Bei der Autoxidation ungesättigter Säuren und deren Triglyceriden entstehen Abbauprodukte, die der menschliche Geruchssinn in äußerst kleinen Konzentrationen erfasst. Der entsprechend ranzige Geruch ist fast ausschließlich auf sekundär entstehende Aldehyde und Ketone zurückzuführen. Aus Linolsäure entstehen z. B. die gesättigten Aldehyde Pentanal, Hexanal und Heptanal und besonders geruchsintensive, ungesättigte Aldehyde wie 2-Nonenal, sowie das Keton 1-Octen-3-on.
Ätherische Öle
Eine außerordentlich vielseitige duftaktive Gruppe sind die Terpene - die Hauptkomponenten ätherischer Öle. Unter ihnen befinden sich auch zahlreiche Ketone, die man in der Regel durch die Endung "-on" erkennt, sowie Aldehyde durch die Endung "-al". Sie sind in Düften und Gewürzen enthalten und zeigen zudem oft physiologische Wirkungen: 2-Bornanon (Kampfer - Harz des Kampferbaums) hat einen eukalyptusähnlichen Geruch und fördert die Mikrozirkulation. Es hat auch kühlende, antiseptische Wirkung. (+)-Carvon (Kümmelöl, Dillöl): entfaltet Kümmelgeruch (-)-Carvon (Krauseminzöl): Das Spiegelbild von (+)-Carvon riecht minzartig und hat ein hohes allergisches Potenzial. Carvenon (Dillöl) Fenchon (Fenchelöl, Kümmelöl) ß-Ionon mit veilchenartigem Geruch kommt in vielen Pflanzen vor. Junionon (Wacholderbeeröl) Menthon (Geraniumöl, Pfefferminzöl) hat einen Minzgeruch. Pinocarvon (Eukalyptusöl) ist das Sexualhormon des Kiefernspanners.

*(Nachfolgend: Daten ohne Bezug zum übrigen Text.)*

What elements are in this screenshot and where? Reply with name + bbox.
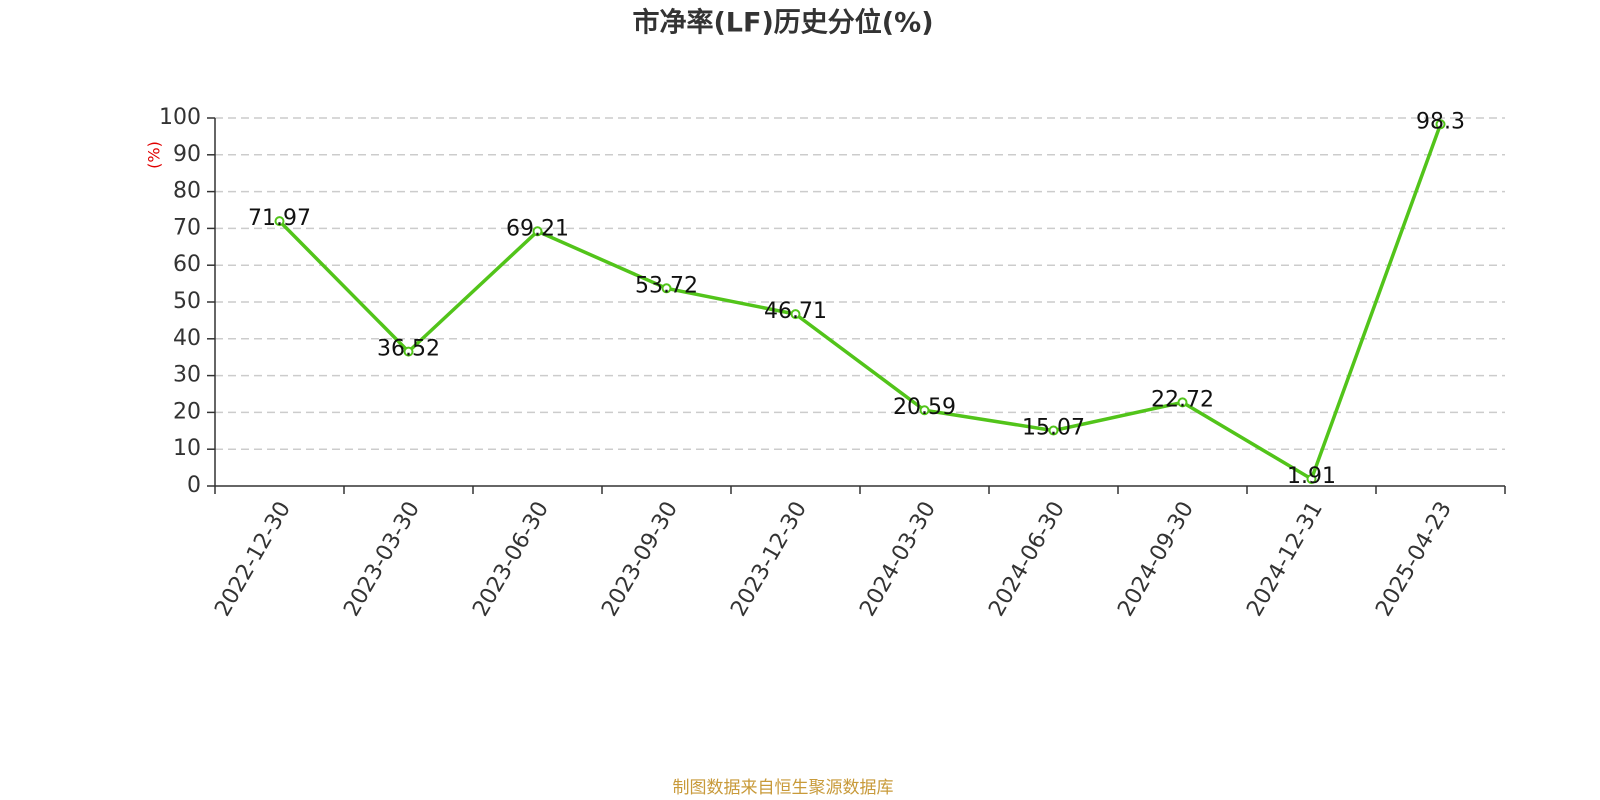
data-point: [1306, 473, 1317, 484]
data-point: [1048, 425, 1059, 436]
data-label: 98.3: [1416, 109, 1465, 134]
y-tick-label: 10: [173, 436, 201, 461]
y-tick-label: 0: [187, 473, 201, 498]
data-point: [661, 283, 672, 294]
data-label: 20.59: [893, 395, 956, 420]
x-tick-label: 2025-04-23: [1371, 498, 1457, 621]
data-point: [532, 226, 543, 237]
chart-title: 市净率(LF)历史分位(%): [632, 7, 933, 39]
x-tick-label: 2023-09-30: [597, 498, 683, 621]
y-tick-label: 100: [159, 105, 201, 130]
data-label: 22.72: [1151, 387, 1214, 412]
y-tick-label: 80: [173, 179, 201, 204]
y-tick-label: 20: [173, 399, 201, 424]
data-label: 36.52: [377, 337, 440, 362]
x-tick-label: 2024-06-30: [984, 498, 1070, 621]
data-point: [403, 346, 414, 357]
data-point: [1435, 119, 1446, 130]
data-label: 1.91: [1287, 464, 1336, 489]
y-tick-label: 50: [173, 289, 201, 314]
data-point: [919, 405, 930, 416]
source-note: 制图数据来自恒生聚源数据库: [673, 778, 894, 798]
data-label: 46.71: [764, 299, 827, 324]
x-tick-label: 2024-12-31: [1242, 498, 1328, 621]
x-tick-label: 2024-09-30: [1113, 498, 1199, 621]
y-tick-label: 90: [173, 142, 201, 167]
x-tick-label: 2024-03-30: [855, 498, 941, 621]
x-tick-label: 2022-12-30: [210, 498, 296, 621]
data-point: [274, 216, 285, 227]
y-axis-label: (%): [145, 141, 164, 169]
y-tick-label: 40: [173, 326, 201, 351]
y-tick-label: 70: [173, 215, 201, 240]
data-label: 71.97: [248, 206, 311, 231]
data-point: [790, 309, 801, 320]
data-label: 53.72: [635, 273, 698, 298]
data-line: [278, 123, 1443, 482]
data-point: [1177, 397, 1188, 408]
y-tick-label: 30: [173, 363, 201, 388]
x-tick-label: 2023-12-30: [726, 498, 812, 621]
y-tick-label: 60: [173, 252, 201, 277]
data-label: 15.07: [1022, 416, 1085, 441]
x-tick-label: 2023-03-30: [339, 498, 425, 621]
x-tick-label: 2023-06-30: [468, 498, 554, 621]
data-label: 69.21: [506, 216, 569, 241]
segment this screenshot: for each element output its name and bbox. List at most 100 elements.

Piperiton (Eukalyptusöl) Pulegon (Polei-Minze): pfefferminzähnlicher Geruch, hautreizend Thujon (Thujaöl, Salbeiöl): eine mentholartige Duftnote Verbenon (Rosmarinöl): Minzgeruch, gehört zu den Pheromonen des Borkenkäfers. Citral: ist ein Gemisch aus Citral A (Geranial) und B (Neral). Beide riechen nach Zitrone und sind Bestandteile des Zitronen- und Lemongrasöls. Sie sind nach der KVO deklarationspflichtig. Citronellal (Zitronen-, Limettenöl) Safranal (Safranöl): Das ist der Hauptaromastoff des Safrans. Hydroxycitronellal hat einen süßen, blumigen Duft. Es wird synthetisch hergestellt und ist nach der KVO deklarationspflichtig.
Veränderung möglich
Aldehyde lassen sich im Gegensatz zu Ketonen leicht zu Säuren oxidieren und haben dadurch auch reduzierende Eigenschaften. Aus Formaldehyd bildet sich Ameisensäure, aus Acetaldehyd Essigsäure. Insbesondere viele der aromatischen Aldehyde wandeln sich beim ungeschützten Lagern an der Luft in die entsprechenden substituierten Benzoesäuren um. Dementsprechend können sich aldehydreiche ätherische Öle und Parfüms bei längerer Lagerung geruchlich verändern. Ausgesprochen angenehm duften die Umsetzungsprodukte von 2 Alkohol-Molekülen mit einem Aldehyd- oder Keton-Molekül. Dabei entstehen unter Wasseraustritt Acetale und Ketale. Sie kommen auch in der Natur vor und lassen sich leicht synthetisch herstellen. Sie sind häufige Bestandteile von Parfümkompositionen. Wenn die verbliebene alkoholische Gruppe einer Aldose (Carbonylgruppe am Ende eines Monosaccharids) oder Ketose mit einer alkoholischen HO-Gruppe reagiert, entstehen spezielle Acetale oder Ketale, die zur Gruppe der Glycoside gehören. Diese Substanzklasse ist in der Natur außerordentlich weit verbreitet (z. B. Saccharose, Lactose). Acetale, Ketale und Glykoside zerfallen unter Säureeinwirkung wieder in die Ausgangskomponenten. Deswegen spricht man auch von verkappten Aldehyden und Ketonen. Übrigens: auch das Vitamin C ist ein verkapptes Keton.